Is your purpose clear? What has God called you to do, where you are now? What are you trying to achieve in youth ministry? Only when we know where we're going can we set priorities and invest our time wisely.
9. DON'T REINVENT THE WHEEL.
We all know the pressure of trying coming up with new stuff, but don't try to reinvent the wheel. Network with colleagues and other youth workers in your town or city. Share ideas. Use the good ones yourself! Read widely. Trawl the web for ideas. There are some great ideas and resources online, if you know where to look.
Keep a notebook or PDA nearby and jot your creative thoughts down, or you WILL forget them. File your ideas. Keep your talks and illustrations. When you read an article, mark the anecdotes, quotes and statistics you want to keep. Photocopy or scan them into your PC. You never know when you can use them again!

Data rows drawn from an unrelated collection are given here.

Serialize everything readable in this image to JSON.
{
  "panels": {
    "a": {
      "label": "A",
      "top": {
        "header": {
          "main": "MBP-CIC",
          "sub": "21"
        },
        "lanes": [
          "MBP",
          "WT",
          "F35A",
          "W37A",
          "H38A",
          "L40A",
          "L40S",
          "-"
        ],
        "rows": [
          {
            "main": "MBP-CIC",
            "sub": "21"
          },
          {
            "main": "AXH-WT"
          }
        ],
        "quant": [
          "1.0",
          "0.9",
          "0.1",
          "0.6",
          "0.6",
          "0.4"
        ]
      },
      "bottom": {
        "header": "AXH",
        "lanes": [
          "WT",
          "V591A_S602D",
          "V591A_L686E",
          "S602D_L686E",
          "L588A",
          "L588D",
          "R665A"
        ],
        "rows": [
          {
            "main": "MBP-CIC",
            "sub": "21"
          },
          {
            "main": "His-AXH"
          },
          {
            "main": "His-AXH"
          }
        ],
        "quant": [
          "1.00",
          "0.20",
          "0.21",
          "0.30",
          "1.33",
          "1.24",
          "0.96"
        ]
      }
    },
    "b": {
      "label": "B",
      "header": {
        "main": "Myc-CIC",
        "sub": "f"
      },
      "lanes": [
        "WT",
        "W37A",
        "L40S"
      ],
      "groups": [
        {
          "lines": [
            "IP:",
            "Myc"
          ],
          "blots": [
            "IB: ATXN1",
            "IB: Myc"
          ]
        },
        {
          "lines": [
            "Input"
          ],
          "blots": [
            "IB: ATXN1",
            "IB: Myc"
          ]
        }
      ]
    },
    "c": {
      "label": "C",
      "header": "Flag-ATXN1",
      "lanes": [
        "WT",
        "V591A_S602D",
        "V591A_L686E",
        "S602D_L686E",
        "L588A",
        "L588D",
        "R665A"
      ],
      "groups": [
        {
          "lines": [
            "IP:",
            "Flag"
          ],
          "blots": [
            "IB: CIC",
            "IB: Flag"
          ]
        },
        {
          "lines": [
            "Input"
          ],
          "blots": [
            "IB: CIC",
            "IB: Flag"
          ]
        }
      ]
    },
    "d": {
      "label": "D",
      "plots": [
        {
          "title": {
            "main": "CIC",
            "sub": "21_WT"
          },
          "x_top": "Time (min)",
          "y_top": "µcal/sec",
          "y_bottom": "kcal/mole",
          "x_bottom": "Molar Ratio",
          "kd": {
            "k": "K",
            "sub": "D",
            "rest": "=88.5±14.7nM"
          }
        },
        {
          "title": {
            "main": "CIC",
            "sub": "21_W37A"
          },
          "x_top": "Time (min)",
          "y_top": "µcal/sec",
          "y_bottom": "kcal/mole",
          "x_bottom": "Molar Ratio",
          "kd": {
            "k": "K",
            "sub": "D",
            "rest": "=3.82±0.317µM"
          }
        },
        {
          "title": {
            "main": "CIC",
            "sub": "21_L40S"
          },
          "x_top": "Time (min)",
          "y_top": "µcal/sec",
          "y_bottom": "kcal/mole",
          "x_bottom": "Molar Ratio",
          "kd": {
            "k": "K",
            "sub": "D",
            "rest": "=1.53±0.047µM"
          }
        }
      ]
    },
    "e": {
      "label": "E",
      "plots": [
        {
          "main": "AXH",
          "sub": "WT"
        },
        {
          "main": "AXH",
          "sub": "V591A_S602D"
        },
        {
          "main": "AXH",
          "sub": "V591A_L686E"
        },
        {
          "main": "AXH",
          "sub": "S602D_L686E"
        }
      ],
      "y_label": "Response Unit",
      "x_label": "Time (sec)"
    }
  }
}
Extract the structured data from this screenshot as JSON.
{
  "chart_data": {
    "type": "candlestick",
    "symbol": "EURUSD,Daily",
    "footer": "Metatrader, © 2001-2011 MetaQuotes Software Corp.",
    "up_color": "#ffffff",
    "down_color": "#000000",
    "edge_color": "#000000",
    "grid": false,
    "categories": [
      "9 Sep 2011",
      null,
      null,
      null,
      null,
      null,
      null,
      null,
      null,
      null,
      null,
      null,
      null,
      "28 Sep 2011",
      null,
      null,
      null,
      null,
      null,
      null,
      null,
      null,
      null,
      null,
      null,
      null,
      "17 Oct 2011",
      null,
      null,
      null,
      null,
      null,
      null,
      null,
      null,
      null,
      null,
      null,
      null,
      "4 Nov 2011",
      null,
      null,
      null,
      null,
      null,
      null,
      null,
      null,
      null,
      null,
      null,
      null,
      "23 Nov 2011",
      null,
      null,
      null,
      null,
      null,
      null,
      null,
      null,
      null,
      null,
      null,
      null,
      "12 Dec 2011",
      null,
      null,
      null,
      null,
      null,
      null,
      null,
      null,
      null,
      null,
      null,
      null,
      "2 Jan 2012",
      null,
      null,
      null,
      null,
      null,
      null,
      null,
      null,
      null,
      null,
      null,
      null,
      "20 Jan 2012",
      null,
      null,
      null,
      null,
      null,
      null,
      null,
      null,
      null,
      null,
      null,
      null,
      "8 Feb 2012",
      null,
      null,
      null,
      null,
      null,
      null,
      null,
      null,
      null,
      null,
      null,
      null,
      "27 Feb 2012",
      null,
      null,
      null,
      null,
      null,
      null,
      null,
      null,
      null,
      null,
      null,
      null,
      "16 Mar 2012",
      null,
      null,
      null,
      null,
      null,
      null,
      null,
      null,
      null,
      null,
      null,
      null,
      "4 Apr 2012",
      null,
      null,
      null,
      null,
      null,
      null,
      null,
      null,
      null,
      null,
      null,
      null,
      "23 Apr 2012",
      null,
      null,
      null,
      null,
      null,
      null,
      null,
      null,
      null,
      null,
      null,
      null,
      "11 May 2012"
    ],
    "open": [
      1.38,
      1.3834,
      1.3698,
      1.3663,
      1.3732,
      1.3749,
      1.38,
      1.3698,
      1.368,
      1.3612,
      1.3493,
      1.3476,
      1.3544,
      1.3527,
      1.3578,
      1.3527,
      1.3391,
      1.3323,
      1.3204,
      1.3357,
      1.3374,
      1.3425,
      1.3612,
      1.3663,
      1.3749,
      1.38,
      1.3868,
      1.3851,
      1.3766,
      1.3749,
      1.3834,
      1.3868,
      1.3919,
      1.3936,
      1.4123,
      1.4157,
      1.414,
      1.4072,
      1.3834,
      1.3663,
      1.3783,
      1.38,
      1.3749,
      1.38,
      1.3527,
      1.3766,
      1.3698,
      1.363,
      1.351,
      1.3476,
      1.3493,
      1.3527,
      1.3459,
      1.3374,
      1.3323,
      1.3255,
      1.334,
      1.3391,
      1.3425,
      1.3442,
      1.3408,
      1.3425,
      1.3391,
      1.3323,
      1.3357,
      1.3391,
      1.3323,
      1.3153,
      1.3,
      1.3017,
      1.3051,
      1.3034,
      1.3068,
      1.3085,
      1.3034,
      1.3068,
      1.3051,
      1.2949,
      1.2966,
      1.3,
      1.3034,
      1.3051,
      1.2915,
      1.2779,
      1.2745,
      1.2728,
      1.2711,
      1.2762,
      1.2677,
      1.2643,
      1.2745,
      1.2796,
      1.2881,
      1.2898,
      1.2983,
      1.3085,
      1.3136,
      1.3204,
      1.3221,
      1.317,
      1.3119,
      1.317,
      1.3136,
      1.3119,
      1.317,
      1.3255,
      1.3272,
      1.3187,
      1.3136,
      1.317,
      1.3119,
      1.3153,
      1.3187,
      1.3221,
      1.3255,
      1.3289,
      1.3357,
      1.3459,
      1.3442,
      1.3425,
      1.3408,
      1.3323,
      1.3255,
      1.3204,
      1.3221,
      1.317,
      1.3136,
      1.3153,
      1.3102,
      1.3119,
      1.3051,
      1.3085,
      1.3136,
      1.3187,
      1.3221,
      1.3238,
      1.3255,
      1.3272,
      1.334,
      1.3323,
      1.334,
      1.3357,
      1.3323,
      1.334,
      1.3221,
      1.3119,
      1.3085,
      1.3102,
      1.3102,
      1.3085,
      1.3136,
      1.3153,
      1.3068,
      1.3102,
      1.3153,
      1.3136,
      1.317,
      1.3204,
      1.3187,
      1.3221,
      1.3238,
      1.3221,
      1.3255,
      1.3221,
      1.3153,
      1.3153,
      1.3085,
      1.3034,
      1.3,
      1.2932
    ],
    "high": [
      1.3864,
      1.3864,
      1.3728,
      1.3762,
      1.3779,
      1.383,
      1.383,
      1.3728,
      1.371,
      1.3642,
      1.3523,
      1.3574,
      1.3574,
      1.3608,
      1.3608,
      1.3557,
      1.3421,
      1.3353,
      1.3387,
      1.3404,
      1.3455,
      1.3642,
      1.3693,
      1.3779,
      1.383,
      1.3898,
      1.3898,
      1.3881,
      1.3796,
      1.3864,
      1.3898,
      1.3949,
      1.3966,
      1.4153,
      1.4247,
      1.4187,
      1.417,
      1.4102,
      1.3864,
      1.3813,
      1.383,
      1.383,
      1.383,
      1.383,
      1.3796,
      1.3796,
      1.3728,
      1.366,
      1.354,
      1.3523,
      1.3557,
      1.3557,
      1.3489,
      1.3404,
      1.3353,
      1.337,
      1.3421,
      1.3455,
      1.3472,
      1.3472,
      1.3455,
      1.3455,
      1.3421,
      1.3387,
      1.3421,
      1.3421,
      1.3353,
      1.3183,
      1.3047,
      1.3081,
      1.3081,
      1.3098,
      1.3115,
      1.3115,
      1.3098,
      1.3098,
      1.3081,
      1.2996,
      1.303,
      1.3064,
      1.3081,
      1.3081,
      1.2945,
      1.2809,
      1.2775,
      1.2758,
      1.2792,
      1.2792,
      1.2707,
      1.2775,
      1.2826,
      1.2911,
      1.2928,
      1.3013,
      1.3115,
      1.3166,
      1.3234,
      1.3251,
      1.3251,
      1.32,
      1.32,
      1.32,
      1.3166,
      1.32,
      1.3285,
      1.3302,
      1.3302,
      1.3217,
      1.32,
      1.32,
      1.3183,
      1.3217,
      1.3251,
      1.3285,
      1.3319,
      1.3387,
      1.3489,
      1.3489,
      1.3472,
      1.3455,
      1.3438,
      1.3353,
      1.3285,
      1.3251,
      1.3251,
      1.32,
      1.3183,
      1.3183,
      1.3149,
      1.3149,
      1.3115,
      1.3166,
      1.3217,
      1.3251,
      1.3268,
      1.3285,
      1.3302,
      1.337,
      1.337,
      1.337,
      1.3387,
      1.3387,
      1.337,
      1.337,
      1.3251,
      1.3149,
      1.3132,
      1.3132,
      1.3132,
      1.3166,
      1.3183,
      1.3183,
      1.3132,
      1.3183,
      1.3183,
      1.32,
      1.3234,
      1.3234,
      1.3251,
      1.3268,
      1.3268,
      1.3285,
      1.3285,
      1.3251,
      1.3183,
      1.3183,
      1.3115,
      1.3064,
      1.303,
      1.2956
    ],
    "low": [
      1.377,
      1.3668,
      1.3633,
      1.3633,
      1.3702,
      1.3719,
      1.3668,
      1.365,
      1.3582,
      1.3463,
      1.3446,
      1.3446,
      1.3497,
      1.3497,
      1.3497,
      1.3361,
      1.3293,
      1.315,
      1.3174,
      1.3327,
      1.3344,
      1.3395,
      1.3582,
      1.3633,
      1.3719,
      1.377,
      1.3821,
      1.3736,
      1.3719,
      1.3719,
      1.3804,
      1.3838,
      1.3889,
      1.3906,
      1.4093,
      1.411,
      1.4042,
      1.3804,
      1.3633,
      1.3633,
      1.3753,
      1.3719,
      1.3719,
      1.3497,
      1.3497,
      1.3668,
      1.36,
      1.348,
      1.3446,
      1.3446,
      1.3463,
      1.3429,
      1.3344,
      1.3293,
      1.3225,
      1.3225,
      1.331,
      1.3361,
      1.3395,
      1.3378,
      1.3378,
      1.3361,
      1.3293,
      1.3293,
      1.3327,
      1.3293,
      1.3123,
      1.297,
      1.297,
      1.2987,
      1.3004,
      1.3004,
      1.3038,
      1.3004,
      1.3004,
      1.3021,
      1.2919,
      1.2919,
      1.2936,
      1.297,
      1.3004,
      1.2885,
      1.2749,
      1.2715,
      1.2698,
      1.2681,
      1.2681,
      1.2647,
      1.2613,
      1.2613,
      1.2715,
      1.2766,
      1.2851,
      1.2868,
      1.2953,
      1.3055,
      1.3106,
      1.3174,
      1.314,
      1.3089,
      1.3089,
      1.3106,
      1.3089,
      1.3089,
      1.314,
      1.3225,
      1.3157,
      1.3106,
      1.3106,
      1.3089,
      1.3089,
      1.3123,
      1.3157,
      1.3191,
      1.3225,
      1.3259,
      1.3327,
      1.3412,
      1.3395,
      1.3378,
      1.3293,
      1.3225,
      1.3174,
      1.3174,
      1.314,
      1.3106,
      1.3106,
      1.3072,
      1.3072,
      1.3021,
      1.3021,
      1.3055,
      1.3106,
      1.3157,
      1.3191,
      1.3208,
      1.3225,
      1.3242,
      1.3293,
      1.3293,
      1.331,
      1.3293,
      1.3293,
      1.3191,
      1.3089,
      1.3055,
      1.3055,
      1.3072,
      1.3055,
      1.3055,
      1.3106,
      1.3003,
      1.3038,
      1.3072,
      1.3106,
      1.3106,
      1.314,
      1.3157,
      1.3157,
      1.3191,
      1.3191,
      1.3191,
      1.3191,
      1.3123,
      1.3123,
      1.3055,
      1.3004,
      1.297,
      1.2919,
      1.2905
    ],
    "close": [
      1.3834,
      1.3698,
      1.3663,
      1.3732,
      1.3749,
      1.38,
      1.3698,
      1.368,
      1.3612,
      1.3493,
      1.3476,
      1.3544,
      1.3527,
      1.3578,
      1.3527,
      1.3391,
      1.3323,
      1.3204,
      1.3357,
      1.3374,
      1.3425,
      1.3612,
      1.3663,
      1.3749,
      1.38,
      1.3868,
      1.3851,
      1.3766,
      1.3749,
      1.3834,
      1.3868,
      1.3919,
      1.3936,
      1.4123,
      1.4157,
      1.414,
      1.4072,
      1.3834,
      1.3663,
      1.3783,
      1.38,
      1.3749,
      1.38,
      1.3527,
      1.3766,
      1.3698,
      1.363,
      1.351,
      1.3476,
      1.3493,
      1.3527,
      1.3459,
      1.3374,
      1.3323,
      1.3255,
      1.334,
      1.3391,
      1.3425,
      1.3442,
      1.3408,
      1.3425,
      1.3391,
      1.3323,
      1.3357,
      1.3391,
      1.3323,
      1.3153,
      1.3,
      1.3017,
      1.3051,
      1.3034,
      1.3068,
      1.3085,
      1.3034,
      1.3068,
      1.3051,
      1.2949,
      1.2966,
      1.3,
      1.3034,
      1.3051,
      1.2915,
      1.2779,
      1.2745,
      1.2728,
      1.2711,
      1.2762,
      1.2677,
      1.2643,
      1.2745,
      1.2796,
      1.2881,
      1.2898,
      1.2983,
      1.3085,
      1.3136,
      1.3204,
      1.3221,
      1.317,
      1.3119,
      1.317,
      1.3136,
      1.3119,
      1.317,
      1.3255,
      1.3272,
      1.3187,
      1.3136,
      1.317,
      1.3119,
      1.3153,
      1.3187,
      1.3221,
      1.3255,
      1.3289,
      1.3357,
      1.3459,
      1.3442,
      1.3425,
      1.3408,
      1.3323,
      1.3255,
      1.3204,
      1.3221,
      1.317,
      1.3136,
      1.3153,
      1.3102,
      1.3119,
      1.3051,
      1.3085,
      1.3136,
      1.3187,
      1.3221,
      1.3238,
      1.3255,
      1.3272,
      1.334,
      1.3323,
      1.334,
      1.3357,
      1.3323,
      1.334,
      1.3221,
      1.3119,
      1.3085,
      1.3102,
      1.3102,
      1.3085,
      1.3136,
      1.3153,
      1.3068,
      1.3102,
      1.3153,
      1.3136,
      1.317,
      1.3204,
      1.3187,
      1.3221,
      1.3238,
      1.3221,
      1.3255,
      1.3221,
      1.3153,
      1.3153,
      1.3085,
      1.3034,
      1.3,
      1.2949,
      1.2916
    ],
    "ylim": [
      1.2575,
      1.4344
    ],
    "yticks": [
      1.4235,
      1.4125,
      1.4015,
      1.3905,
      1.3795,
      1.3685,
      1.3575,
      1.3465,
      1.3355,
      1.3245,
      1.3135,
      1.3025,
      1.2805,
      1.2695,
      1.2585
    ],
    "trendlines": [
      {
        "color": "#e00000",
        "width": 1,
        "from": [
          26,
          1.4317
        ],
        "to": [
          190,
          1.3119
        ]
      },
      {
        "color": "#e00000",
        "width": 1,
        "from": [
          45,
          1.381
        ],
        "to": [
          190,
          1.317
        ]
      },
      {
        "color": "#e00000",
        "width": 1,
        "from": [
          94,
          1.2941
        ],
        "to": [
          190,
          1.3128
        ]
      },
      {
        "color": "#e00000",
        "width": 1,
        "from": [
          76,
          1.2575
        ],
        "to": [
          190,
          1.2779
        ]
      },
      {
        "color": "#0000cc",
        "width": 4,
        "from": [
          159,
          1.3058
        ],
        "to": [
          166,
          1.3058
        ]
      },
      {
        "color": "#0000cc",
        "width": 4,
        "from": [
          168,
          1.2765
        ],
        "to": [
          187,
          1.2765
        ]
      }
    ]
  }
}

It took me a few years to get into this habit and so I've lost a lot of good stuff forever. I've forgotten the number of times I've said, ‘I wish I still had....’ Now I use an online scrapbook to copy and paste stuff, make notes and jot down random thoughts. I find it a lot easier to develop new stuff with this kind of resource at my fingertips. Discover new skills and tools to help you develop your own material.
10. INVEST IN PEOPLE.
Invest time and energy on building and training a team of committed volunteers who can work with you in youth ministry. On your own it's unlikely you'll be able to reach every young person in your town or city, but with a team of enthusiastic partners, you can multiply your influence and impact. Enrich your youth work and young people with the wealth of life experiences, diversity of character, skills, age and wisdom of team ministry.
As I reflect on this list, I acknowledge my own life and leadership is still a work in progress. May God give me a teachable heart and spirit to become the leader he wants me to be.
Is there anything you would add to staying healthy as a youth leader? Something overlooked or ignored? I'd value your insight, thoughts and comments.